Because readers of the first two stories probably don't like Drew very much. Unlike Lawrence, who was very much in the background, Drew is up front. He's taking money to talk to reporters and give up the goods on Aidan. He's pushing Steven to join him in the tunnels and drown his sorrows in Drew's body in just the way that Aidan had. He's not a character that you wanted to like.
Yet, inexplicably, you find out very fast that there is a whole lot of unexpected in Andrew Tuttleman. And, of all my characters, a whole lot of distance to travel. Because Drew doesn't even believe love exists. Not romantic love. Not what Aidan and Steven were desperately searching for.
Finding that place where he could believe in love wasn't easy for Drew. And indeed, that's the joy of Andrew's Prayer, discovering that capacity and desire for love that he didn't even realize he had. To give you some hope for Drew, I'd like to share a little extra I wrote for the story, that pairs up Drew with one of my favorite side characters, the ever delightful Melinda Marie.

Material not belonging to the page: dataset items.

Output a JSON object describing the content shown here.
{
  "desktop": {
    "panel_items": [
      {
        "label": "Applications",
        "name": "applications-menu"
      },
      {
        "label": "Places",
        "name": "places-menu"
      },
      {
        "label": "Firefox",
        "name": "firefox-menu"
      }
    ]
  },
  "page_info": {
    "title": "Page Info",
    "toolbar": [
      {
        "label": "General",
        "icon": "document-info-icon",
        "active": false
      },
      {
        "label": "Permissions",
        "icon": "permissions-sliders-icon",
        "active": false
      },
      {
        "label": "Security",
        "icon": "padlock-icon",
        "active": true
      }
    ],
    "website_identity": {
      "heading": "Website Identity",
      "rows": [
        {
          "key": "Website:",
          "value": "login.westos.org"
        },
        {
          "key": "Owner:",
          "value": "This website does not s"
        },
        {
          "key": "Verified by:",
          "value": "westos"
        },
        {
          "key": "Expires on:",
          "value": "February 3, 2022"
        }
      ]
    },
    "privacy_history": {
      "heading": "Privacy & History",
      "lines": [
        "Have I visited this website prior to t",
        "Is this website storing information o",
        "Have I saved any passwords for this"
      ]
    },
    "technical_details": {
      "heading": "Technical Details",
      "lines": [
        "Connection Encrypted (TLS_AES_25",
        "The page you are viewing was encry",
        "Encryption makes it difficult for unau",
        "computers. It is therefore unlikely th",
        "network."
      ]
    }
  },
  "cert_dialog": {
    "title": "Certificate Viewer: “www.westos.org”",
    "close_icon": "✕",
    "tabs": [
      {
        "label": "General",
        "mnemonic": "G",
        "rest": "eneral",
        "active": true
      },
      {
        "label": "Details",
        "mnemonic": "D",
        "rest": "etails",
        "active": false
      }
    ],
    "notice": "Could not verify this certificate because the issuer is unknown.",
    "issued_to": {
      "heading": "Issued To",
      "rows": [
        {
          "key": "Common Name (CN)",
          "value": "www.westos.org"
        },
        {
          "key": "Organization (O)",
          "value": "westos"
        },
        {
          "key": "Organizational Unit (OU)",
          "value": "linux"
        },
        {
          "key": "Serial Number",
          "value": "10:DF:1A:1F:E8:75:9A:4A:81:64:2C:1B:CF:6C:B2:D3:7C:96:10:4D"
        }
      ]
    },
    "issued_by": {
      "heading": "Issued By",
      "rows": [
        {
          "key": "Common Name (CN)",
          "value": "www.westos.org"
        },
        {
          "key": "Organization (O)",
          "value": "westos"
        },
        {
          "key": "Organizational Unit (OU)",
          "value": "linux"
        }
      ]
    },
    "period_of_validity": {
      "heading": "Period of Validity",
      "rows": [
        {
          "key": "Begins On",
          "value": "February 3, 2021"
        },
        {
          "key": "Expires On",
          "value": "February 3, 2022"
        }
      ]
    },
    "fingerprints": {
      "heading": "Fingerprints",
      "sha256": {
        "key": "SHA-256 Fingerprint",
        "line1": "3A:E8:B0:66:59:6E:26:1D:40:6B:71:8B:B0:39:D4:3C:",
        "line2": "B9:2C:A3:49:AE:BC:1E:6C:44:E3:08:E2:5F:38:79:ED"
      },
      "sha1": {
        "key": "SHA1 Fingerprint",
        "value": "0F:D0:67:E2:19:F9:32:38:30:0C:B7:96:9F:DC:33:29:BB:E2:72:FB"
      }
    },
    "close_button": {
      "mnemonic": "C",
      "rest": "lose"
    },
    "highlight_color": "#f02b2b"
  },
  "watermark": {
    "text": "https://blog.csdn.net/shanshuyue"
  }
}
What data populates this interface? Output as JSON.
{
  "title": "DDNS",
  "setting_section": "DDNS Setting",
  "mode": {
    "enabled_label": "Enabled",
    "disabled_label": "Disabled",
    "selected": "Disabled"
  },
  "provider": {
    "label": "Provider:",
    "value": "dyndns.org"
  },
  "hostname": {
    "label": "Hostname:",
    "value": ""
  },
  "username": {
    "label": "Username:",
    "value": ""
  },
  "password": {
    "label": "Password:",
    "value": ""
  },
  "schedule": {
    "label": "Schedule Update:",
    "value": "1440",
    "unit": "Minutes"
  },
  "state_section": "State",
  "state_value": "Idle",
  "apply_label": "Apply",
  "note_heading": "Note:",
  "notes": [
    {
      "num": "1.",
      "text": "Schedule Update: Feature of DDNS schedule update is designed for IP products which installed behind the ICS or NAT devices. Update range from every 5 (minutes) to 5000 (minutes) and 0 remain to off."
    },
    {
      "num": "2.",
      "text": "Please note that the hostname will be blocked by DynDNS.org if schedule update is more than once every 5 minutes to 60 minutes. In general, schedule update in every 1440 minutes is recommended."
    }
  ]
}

Author Extra - Andrew's Prayer
“Don’t run!” The young girl in her bright yellow sundress skidded to a stop. “Why not, Mr. Tutty?” Drew smiled at her, running to catch up and hold her hand. His other hand held the sunflower he’d given her earlier. He’d promptly taken it back, proclaiming that the park was not a safe place for the flower. At least not in the tender young hands of Melinda Marie. Melinda, for her part, adjusted the wide, wavy brim of her equally yellow hat. “Last time we sat over there.” Nodding, Drew bit his lip, his eyes on the tree line. “Remember the scary man, Melinda?” She turned on a full-fledged pouty face. “Yeah, me too.” He pointed over to a shaded spot in the central green. “How about over there. There’s shade, and we could see the ducks.” “I want to feed the ducks, Mr. Tutty.” Melinda stressed the word feed like it was far more important. A chuckle was Drew’s only response. “Daddy would take me!” “Shh, Mel. Your dad will let you feed the ducks once he gets here.” She stomped once, but followed where he led, gripping his hand tight. When they got to the tree, Drew sent a quick text to let her dad know where they’d be. “When is Gram Tutty gonna be well enough to read me a story?” Heart frozen, Drew knelt down beside the little girl. “Soon, I hope. What does your daddy tell you to do when you want someone to get better?” “Think good things about them and pray. But you don’t believe that.” He let out a long sigh and brushed his fingers against the girl’s cheek. “Sometimes it’s so important that you have to do it and just hope you believe enough.” Melinda Marie leaned against the tree. “I like Gram Tutty. She tells funny stories. She’s going to get better, isn’t she?” A rich voice answered. “We can hope. We can pray. And we can be there for her whether she gets better or not.” “Daddy!” Melinda grabbed a jean-clad leg and hugged tight. Grant was handsome. Blond hair brushed and golden, cheeks warmly red. He was fit and gorgeous and looked just a tad out of place in the brilliant white of his dress shirt. His tie was abstract, silver and a blue-green that made his eyes sparkle. The red in his cheeks spread as Grant leaned forward and touched his lips to Drew’s. It was chaste and sweet and it still sent a tingle all the way to Drew’s toes.